Consumer brand builders’ angst is over the top every year at this time. As the New Year begins to unfold, so do the corporate retail decisions about what products will remain in their stores and what the new shelf schematic (also known as the “official set”) will look like for the new year ahead.
Will your product make the cut?
Will your product’s authorized shelf position improve or hurt your brand’s recognition, accessibility, and sales? Consumer brand builders are painfully aware of the critical nature of these January and February decisions. They can make or break your brand in any chain or box store. Consumer brands especially are only as good as their products. If your product is no longer there, neither is your brand!
Category buyers are under tremendous pressure to maximize sales and profits from their precious shelf space. Their decisions are critical to their survival as well. So what are the criteria buyers use to make these choices? And what can brand builders do to get on the shelf, stay on the shelf, and get better position?
It comes to last year’s sales numbers
By the time the decisions are made, it all comes down to last year’s sales numbers. Simply put: how were your sales last year in that store? How was the rate of growth and what was the store’s profitability for those sales? How do they compare with other branded products of the same type, and how are those products trending nationally?
Buyers can’t afford to wait for your perfectly good product to “take off” due to the limited amount of shelf space available. If it doesn’t show its stuff rather quickly, your new product will be discontinued. This is why it’s vital that you show immediate and increasing sales for any product you are fortunate enough to get on the shelf. The buyer may put your product in because of your national scan rating. But your product won’t stay there if it doesn’t sell well.
Consumer brand builders have the entire preceding year to save their brands by making those numbers justify the best positioning in the new sets. This means a disproportionately more intense marketing effort for new shelf placements. If your product gets a coveted shelf position, it means that ten or more didn’t! It also means that some other product was cut out of the set! Keep that in mind for next year! Do all you can do to make sales happen with all your new placements so you can make the cut next year. Special pricing, excellent signage, co-promotions, quantity display offers, and community outreach are all required to secure your precious shelf space.
So you made the cut…
But wait, there’s more! So you made the cut and you are there for another year. Now your concern is about your positioning. Just a small move from eye-level to floor level, for instance, can devastate your brand. Your position in the set relative to competing brands at similar prices can also make or break you. Known as “adjacencies,” you don’t want your brand to be sandwiched between two similar brands of lesser price. Ideally, you want to be between two similar brands of greater price.

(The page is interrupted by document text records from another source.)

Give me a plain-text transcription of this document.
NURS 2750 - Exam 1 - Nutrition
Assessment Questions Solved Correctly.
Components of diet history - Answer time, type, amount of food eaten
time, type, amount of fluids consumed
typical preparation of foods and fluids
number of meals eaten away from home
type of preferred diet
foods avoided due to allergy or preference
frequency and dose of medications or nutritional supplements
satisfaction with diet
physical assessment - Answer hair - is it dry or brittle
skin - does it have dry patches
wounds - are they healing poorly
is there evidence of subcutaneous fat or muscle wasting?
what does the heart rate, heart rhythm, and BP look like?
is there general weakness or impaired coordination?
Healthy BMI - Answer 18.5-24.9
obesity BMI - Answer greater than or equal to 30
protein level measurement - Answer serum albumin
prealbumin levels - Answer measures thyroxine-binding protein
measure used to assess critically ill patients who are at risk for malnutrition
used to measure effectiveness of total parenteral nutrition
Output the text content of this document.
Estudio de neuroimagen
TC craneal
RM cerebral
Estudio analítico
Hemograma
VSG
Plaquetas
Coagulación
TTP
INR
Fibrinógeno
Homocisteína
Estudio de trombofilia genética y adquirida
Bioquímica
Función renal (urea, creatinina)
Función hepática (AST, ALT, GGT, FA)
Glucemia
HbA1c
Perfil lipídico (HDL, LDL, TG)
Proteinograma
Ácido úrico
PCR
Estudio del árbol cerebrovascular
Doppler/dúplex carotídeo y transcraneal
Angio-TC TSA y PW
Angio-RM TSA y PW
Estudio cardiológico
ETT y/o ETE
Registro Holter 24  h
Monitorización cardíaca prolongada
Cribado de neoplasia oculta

Then there’s the placement of your product in the set from left to right, with left side of the set generally the more desirable. Lastly, there’s the type-set versus the brand-set. The type-set is where the buyer chooses to segregate all products by their type and groups the types, regardless of brands. This hurts a new brand because it diffuses the brand image throughout the set. The brand-set gets you the “billboard” effect buy grouping all your products in one place. Grouping by brands regardless of type always favors the new brand, which is then easier to discover.